Misalnya ada aspek dibuat untuk melindungi industri dalam negeri,"
jelas Fadhil.
Sebelumnya, CPO Indonesia dianggap tidak memenuhi syarat minimal
standar energi terbarukan AS terkait emisi gas rumah kaca, sebesar 20
persen. Notice of data availability (NODA) dari EPA AS menyebutkan
biofuel CPO Indonesia berada di level 17 persen. AS kemudian memberi
waktu hingga 28 April kepada Indonesia untuk menjawab tudingan tersebut.

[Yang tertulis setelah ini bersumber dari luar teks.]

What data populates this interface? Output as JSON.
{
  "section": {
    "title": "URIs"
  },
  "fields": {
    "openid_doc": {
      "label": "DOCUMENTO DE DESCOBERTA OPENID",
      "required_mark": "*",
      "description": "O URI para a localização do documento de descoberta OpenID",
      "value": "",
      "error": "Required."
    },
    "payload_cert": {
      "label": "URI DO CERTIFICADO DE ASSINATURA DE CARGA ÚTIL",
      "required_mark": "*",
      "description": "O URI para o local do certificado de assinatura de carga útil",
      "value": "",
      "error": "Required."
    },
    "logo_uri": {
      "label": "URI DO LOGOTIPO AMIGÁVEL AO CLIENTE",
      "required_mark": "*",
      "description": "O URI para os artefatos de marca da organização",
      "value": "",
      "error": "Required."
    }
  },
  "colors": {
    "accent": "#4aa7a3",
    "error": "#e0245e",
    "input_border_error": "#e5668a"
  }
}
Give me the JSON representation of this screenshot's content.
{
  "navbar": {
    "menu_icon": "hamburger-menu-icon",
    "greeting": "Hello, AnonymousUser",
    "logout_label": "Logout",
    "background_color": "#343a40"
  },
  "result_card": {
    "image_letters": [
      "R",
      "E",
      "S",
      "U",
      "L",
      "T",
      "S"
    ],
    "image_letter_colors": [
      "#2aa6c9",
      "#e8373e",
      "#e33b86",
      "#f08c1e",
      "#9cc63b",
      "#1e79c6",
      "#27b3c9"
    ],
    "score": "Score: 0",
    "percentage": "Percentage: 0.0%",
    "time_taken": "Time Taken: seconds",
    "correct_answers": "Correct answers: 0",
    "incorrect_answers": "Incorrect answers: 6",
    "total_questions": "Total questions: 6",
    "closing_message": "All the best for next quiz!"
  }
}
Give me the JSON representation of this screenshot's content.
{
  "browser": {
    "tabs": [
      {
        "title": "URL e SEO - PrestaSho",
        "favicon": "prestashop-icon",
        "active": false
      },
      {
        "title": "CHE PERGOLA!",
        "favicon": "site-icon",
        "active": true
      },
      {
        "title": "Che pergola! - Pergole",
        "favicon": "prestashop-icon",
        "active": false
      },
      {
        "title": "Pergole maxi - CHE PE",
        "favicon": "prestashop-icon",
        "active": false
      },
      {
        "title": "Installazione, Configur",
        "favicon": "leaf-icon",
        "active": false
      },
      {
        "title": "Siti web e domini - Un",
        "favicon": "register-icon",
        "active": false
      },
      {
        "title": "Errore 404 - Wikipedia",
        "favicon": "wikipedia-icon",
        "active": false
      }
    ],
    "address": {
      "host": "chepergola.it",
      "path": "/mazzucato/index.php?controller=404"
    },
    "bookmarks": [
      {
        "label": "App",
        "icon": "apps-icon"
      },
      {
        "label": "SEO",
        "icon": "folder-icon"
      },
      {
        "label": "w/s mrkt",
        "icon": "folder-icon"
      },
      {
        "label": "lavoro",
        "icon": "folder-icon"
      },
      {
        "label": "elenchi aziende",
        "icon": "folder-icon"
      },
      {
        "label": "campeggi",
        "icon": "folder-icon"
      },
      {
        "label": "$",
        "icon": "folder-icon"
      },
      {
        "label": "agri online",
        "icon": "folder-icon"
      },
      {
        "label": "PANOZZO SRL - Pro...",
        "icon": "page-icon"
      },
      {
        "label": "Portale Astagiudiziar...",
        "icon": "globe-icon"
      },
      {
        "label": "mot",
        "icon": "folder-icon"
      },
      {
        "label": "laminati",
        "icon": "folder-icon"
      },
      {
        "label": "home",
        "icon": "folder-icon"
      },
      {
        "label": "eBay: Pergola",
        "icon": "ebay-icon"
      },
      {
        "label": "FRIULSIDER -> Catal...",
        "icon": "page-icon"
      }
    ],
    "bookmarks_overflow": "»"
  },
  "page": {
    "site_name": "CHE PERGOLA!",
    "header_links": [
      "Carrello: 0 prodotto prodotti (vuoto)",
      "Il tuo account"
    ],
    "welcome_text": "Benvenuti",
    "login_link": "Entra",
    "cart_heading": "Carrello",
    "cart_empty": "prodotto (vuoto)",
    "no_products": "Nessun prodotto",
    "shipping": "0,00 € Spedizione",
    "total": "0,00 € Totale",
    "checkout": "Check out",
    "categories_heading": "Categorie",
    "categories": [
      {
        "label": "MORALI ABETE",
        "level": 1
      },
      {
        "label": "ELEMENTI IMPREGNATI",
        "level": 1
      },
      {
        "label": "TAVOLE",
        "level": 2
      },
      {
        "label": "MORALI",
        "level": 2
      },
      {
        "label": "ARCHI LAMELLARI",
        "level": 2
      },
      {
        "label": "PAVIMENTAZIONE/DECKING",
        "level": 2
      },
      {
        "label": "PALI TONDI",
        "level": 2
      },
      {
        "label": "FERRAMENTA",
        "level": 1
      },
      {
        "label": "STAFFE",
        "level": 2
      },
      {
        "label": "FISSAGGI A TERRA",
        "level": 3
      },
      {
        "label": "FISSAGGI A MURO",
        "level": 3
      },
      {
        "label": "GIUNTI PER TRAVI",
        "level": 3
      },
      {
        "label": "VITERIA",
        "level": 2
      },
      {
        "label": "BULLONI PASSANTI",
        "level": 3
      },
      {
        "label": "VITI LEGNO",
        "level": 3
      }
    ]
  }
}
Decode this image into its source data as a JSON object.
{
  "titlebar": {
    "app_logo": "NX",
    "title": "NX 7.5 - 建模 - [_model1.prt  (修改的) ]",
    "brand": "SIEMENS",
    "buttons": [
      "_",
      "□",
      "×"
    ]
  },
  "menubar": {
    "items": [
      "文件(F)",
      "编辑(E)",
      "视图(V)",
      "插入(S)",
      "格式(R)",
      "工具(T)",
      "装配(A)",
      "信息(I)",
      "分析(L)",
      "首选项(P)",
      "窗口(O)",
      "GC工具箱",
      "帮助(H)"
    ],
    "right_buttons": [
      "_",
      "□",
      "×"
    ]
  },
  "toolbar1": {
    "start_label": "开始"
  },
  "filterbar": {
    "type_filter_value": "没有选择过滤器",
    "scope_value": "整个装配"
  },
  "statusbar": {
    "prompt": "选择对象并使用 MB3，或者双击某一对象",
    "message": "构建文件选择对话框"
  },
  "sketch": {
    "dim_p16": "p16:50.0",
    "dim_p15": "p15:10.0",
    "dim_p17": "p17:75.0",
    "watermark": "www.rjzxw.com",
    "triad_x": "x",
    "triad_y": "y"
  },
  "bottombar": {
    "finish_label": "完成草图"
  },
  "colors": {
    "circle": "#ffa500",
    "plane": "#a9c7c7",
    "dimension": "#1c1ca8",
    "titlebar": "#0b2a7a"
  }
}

GAPKI melihat draft dan data yang ditudingkan oleh EPA tidak
memiliki bukti dan fakta serta informasi yang cukup terkati CPO
Indonesia. Sehingga, berdasar hasil analisis NODA dari EPA, CPO
Indonesia dibawah standar dari gas emisi rumah kaca. "Pengkajan yan kita
lakukan data-data dan asumsi serta model yang mereka gunakan banyak
yang harus di-update dan tidak tepat," tegasnya.
Data dan asumsi yang tidak tepat, lanjut Fadhil, antara lain
adalah data perubahan kawasan hutan menjadi kawasan non hutan serta
emisi dari lahan gambut. "Data-datanya salah," imbuhnya.